3年連続20回目の出場となる大津もタフに戦えるチームだ。順当に行けば、青森山田か静岡学園との対戦が予想される準々決勝が最大の関門となりそうだが……【写真は共同】

 尚志、青森山田の2強を追うのは、プレミアリーグ勢の3チームだろう。

 市立船橋は春先から下馬評が高い。「布啓一郎監督(現・VONDS市原FC監督)が率いていた頃みたいに最終ラインが安定している」と、ライバル校の監督も口を揃えるように、今季のチームは堅守が売りだ。その上で、最前線に世代屈指の点取り屋・郡司璃来(清水エスパルス入団内定)が控えているのも心強い。劣勢に陥っても、ワンチャンスを生かしてしぶとく接戦をモノにする。
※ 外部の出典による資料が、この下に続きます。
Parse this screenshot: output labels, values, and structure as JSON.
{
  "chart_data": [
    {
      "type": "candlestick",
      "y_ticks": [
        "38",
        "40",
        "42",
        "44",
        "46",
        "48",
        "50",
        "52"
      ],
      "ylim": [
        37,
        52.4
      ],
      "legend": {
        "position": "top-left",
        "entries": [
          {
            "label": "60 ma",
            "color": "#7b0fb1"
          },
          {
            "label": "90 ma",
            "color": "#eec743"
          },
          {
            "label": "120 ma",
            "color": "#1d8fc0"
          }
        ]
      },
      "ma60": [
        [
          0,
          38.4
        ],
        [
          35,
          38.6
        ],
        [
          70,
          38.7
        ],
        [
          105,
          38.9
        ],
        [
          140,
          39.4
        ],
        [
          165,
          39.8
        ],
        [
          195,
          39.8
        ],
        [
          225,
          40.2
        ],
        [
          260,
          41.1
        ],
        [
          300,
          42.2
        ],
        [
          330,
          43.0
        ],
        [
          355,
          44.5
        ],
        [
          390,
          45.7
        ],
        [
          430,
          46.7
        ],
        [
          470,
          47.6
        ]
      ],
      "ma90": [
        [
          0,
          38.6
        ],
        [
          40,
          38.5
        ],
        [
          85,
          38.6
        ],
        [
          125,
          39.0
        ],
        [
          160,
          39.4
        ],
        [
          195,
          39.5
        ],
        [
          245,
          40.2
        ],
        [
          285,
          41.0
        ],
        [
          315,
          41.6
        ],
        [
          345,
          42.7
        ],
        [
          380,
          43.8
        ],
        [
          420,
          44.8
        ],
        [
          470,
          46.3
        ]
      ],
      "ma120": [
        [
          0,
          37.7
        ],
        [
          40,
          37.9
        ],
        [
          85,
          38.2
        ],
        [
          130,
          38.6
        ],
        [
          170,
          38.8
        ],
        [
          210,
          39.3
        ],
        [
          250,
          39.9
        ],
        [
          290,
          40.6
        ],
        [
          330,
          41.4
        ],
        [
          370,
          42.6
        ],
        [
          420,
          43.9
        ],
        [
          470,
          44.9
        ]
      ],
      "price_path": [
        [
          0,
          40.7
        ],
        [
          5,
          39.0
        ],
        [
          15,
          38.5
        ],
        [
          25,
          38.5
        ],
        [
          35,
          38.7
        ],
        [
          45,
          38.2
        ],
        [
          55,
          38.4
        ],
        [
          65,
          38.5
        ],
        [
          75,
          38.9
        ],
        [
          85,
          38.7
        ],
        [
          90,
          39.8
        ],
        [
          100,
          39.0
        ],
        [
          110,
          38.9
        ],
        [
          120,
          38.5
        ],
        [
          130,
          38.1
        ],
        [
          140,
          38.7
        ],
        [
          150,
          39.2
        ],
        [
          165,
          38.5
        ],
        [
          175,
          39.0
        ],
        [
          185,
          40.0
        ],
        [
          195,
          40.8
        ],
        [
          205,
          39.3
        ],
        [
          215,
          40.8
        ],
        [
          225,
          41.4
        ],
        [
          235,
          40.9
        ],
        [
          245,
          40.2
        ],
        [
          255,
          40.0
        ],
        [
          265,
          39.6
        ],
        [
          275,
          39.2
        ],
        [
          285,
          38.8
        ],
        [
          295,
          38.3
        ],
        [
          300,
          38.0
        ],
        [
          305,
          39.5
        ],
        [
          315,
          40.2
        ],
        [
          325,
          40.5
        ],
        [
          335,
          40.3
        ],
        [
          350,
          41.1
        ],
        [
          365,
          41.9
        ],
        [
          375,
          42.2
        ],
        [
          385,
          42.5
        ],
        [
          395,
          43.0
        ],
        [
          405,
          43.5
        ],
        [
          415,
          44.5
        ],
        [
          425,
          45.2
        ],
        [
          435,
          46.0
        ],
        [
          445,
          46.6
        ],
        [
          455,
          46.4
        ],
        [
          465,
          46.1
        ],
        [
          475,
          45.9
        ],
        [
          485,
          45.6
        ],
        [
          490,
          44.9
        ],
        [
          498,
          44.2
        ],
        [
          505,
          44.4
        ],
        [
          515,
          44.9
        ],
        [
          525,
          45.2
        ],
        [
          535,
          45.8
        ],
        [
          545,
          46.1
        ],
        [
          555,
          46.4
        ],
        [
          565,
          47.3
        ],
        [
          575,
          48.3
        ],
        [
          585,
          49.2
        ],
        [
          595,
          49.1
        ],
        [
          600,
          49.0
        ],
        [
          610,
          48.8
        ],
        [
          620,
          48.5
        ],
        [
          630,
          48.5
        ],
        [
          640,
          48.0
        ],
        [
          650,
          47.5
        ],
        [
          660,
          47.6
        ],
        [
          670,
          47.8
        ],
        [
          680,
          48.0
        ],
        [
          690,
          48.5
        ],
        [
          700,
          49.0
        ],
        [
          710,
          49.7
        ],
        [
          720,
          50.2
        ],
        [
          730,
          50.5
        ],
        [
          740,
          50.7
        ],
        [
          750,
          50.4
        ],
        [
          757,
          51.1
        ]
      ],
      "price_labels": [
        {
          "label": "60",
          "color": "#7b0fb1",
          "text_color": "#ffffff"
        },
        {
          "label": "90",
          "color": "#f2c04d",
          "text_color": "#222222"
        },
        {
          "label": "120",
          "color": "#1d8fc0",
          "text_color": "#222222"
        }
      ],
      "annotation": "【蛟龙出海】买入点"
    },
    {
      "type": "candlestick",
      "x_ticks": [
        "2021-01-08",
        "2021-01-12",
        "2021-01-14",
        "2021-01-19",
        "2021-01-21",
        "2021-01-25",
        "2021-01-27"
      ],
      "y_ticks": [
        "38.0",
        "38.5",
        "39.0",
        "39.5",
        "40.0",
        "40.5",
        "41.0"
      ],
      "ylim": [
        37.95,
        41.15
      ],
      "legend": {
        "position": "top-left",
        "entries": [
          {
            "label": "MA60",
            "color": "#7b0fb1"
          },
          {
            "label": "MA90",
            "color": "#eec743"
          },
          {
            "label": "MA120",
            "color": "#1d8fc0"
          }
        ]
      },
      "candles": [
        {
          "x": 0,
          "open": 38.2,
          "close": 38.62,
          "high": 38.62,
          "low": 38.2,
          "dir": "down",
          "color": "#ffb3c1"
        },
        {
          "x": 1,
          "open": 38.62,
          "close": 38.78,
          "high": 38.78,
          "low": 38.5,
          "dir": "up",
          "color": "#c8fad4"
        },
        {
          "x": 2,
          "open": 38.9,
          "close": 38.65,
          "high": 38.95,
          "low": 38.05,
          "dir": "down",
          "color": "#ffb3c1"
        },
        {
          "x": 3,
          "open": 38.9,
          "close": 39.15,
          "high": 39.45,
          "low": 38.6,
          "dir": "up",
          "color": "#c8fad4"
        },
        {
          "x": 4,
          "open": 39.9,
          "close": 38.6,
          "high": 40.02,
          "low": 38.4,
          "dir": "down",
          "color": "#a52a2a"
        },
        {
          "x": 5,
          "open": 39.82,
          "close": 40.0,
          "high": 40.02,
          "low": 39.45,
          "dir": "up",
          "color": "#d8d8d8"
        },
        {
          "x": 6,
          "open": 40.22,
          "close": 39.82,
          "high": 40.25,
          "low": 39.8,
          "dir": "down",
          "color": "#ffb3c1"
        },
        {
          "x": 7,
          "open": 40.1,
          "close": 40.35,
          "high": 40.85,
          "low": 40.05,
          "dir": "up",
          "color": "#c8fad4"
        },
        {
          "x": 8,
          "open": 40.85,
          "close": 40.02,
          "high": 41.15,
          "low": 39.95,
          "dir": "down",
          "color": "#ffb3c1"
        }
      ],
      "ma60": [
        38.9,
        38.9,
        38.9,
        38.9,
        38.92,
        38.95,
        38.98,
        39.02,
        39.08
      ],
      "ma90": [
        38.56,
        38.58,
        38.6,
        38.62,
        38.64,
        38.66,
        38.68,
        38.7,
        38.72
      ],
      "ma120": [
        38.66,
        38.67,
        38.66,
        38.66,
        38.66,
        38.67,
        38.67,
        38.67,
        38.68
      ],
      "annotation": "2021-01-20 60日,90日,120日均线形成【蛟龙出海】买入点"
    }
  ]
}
 大津もタフに戦えるチームだ。市立船橋と同じく絶対的なゴールゲッターを擁している点は、トーナメント戦を勝ち抜く上で大きなアドバンテージになる。そのプレミアリーグWEST得点王の碇明日麻(水戸ホーリーホック入団内定)は、昨季までCBやボランチで活躍していたが、今季からシャドーでプレー。186センチのサイズと足元の柔らかさを兼備し、ここぞという場面での決定力が光る。

 2019年度の選手権を制した静岡学園は、各ポジションにJリーグ入り内定の好タレントが揃う。GK中村圭佑(東京ヴェルディ入団内定)、MF髙田優(徳島ヴォルティス入団内定)、FW神田奏真(川崎フロンターレ入団内定)を中心に、伝統のテクニカルなサッカーで日本一への返り咲きを目指している。

夏のインターハイで初優勝を飾った明秀日立。ランキング上位の優勝候補とは反対側の山に入っただけに、夏冬連覇の偉業も決して夢物語ではないはずだ【写真は共同】

 ただ、上記5チームは準決勝までに潰し合う組分けとなった。青森山田と静岡学園は3回戦で、その勝者と大津が準々決勝で対戦する可能性がある。このブロックには、他にもプレミアリーグWESTの米子北やEASTの昌平という力のあるチームも入っただけに、優勝候補に推される有力校であっても勝ち抜くのは容易ではない。

 その隣のブロックは、順当に行けば市立船橋と尚志が準々決勝で顔を合わせる組み合わせ。そこを勝ち上がれば青森山田などがいるブロックの勝者と準決勝で対戦する。気の抜けない試合が続くだけに、やはり中1日の連戦に耐えられる選手層を持っているか否かが、勝負を分けるポイントになりそうだ。

 逆に反対側の山に入ったチームには、どこにでもチャンスがある。2017年度の覇者である前橋育英、過去ベスト4が4回の矢板中央、今夏のインターハイで初の日本一に輝いた明秀日立はもちろん、吉永夢希(ゲンク入団内定)と西丸道人(ベガルタ仙台入団内定)を擁するプレミアリーグ勢の神村学園も、十分に初の決勝進出が狙える。さらに、前回大会準優勝の東山を京都府予選決勝で破り、3年ぶりに選手権の舞台に戻ってきた京都橘も侮れない存在で、今大会の台風の目になったとしても不思議ではない。

 昨冬は岡山学芸館の初優勝で幕を閉じた選手権。今年は有力校が下馬評通りに勝ち上がるのか、それとも再びセンセーションを巻き起こすサプライズチームが現れるのか。全国約4000校の頂点を目指し、選ばれし48校が冬の覇権に挑む。